Exprimées lors de la crise, les critiques de l'hégémonie économique débouchent logiquement sur la volonté de délimiter le périmètre économique de nos sociétés et à côté, de ralentir les rythmes pour jouir du temps de la conversation, de la vraie communication. Un « style de vie »contre une « course sans fin(s) » ? Une respiration nouvelle contre l'accélération capitaliste. N'est-ce pas Walter Benjamin qui écrivait que « le capitalisme sera vaincu par la marche à pied [8] » ?

[1] Celle de la « ruche » étant de loin la plus célèbre et sans doute la plus opaque, la plus mystérieuse.

[2] « Le capitalisme utopique. Histoire de l’idée de marché », Paris, Seuil, coll. « Points », 1999, p. 70.

[3] Cette confusion entre « économie » et « marché » est fréquente et très dommageable pour l'analyse. Nous essayons ici de la saisir et de la dénoncer. Son effet premier est d'investir le marché de responsabilités et de « dégâts » qui ne lui incombent pas en tant que marché. Le logique de l'économie est définissable et isolable : c'est elle qui produit l'économisation du monde et tous les comportements qu'elle comporte, le marché ne faisant que suivre…

[4] Michel Foucault tente de restituer les limites de cette dynamique qui tiennent selon lui dans la dialectique qui habite le travail chez Smith : d’une part le travail qui se divise dans l’échange, d’autre part le travail comme mesure absolue de la valeur. « L’analyse d’Adam Smith représente un décrochage essentiel : elle distingue la raison de l’échange et la mesure de l’échangeable » (« Les Mots et les choses », Paris, Gallimard, p. 237)

[5] comme le faubourg (marché) à la vieille cité ( Palais )

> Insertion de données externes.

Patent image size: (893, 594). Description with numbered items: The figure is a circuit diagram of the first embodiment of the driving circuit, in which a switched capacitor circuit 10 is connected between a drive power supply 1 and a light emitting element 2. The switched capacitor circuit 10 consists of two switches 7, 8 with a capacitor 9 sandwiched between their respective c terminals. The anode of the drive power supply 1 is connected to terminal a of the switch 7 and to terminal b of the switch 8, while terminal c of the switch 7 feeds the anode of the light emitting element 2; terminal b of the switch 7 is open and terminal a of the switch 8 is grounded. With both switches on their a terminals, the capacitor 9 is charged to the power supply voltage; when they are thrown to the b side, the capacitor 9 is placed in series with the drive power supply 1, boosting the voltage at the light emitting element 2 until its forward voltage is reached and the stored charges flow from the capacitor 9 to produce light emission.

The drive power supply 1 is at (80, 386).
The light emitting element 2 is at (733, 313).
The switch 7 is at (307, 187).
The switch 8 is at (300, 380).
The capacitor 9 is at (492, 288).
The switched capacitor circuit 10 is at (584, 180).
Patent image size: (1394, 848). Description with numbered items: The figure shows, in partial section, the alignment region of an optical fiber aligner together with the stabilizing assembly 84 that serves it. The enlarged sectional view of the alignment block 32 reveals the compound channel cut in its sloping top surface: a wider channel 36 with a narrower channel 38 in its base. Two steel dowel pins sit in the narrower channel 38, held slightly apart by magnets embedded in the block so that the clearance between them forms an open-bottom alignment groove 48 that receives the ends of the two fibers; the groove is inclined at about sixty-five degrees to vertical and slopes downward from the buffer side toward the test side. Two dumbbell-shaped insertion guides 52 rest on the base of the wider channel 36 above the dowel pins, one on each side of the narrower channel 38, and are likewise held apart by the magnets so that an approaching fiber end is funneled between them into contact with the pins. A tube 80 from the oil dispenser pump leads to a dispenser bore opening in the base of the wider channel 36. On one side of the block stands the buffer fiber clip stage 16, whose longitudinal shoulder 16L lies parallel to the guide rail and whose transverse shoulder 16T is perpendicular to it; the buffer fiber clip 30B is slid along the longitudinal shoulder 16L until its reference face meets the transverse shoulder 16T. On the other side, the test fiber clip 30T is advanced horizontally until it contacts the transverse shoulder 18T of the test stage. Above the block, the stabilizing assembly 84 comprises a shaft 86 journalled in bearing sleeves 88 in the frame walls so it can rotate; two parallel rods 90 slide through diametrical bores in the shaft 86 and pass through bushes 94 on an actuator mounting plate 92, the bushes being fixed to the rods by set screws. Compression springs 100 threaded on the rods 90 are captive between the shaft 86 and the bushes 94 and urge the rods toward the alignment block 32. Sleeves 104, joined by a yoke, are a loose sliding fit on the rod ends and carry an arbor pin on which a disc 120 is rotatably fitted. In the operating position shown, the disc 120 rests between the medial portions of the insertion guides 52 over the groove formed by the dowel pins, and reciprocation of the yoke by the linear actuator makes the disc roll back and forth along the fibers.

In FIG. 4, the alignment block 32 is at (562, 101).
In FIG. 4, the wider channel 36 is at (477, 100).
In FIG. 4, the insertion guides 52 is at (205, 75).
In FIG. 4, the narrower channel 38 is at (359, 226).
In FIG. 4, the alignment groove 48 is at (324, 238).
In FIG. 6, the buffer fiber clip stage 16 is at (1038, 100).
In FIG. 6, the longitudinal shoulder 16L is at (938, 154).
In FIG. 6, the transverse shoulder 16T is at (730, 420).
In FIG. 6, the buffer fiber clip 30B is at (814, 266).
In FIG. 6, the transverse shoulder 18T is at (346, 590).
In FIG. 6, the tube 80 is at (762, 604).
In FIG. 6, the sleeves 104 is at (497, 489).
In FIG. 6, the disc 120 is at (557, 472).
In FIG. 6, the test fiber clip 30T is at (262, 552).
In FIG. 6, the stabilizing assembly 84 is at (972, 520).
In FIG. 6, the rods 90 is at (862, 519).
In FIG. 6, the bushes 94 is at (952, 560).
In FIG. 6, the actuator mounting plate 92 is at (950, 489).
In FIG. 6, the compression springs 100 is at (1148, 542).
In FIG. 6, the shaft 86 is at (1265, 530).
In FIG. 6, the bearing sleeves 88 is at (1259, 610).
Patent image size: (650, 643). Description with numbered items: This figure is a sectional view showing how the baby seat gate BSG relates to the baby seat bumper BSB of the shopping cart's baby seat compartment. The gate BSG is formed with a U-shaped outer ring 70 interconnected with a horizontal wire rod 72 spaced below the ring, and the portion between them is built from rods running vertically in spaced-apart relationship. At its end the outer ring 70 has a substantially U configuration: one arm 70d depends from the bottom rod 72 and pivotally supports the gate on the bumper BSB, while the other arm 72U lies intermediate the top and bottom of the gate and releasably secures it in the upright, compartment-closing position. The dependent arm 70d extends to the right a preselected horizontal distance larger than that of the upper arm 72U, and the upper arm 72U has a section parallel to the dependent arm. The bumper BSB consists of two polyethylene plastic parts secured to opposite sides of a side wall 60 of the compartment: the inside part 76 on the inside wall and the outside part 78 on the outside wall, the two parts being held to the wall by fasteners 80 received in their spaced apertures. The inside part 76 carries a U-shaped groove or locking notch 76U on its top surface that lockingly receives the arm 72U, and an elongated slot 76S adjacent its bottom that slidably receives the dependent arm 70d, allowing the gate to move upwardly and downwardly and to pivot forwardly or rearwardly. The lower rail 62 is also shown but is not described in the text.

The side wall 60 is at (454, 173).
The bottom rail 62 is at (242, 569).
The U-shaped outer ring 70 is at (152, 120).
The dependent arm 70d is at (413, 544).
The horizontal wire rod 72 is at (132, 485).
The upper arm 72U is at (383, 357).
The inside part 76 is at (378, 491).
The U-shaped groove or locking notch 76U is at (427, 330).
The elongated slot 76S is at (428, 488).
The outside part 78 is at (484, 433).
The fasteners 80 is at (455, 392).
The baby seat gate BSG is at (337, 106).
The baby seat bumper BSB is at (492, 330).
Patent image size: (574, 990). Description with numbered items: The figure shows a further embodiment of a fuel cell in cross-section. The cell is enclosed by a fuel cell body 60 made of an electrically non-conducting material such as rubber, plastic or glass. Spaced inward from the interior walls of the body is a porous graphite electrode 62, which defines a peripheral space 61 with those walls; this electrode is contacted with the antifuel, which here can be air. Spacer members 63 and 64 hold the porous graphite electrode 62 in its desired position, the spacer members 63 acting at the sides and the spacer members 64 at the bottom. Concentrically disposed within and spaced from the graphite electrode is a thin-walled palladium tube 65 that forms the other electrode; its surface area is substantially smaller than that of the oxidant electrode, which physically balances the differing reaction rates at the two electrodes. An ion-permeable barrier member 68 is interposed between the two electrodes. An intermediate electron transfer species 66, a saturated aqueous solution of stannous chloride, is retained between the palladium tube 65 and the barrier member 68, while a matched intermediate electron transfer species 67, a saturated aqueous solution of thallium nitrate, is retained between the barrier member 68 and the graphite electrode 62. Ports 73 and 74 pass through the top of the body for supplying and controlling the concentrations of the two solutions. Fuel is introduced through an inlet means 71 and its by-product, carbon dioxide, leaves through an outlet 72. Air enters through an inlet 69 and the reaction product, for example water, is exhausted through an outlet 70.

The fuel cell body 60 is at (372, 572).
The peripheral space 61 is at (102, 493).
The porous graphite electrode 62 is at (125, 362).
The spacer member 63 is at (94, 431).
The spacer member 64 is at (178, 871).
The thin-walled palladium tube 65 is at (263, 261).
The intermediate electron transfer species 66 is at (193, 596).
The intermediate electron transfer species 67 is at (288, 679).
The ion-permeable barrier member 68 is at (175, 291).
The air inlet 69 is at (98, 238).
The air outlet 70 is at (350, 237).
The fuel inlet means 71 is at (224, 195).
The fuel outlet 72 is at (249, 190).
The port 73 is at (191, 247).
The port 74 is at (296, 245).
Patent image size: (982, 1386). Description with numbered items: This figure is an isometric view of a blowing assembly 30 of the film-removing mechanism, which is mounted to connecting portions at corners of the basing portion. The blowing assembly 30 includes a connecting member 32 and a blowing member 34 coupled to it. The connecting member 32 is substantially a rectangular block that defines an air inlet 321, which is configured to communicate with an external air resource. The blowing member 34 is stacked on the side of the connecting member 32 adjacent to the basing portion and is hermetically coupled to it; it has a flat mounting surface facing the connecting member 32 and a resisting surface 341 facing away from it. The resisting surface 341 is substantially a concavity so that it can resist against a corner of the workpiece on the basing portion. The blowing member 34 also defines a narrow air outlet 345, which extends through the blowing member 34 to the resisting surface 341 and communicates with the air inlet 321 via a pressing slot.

[6] Nous retrouvons à nouveau les conséquences désastreuses de la confusion opérée entre économie et marché qui sont pourtant distincts. Le marché est un organe de codage de l'économie qui est une dimension (devenue dominante) de la société. Les confondre, c'est refuser de voir, c'est refuser de réfléchir.

[7] Dire le prix ne signifie pas exprimer ou révéler la valeur de la chose. Le marché nous raconte ce que vaut un actif au moment de la transaction : son prix instantané. C'est tout. L'économie et le marché ne connaissent que les prix, le concept de valeur est créé par les économistes classiques pour fonder leur théorie et… justifier leur existence.

[8] Walter Benjamin, « Fragments », Paris, PUF, La Librairie du Collège International de Philosophie, 2001.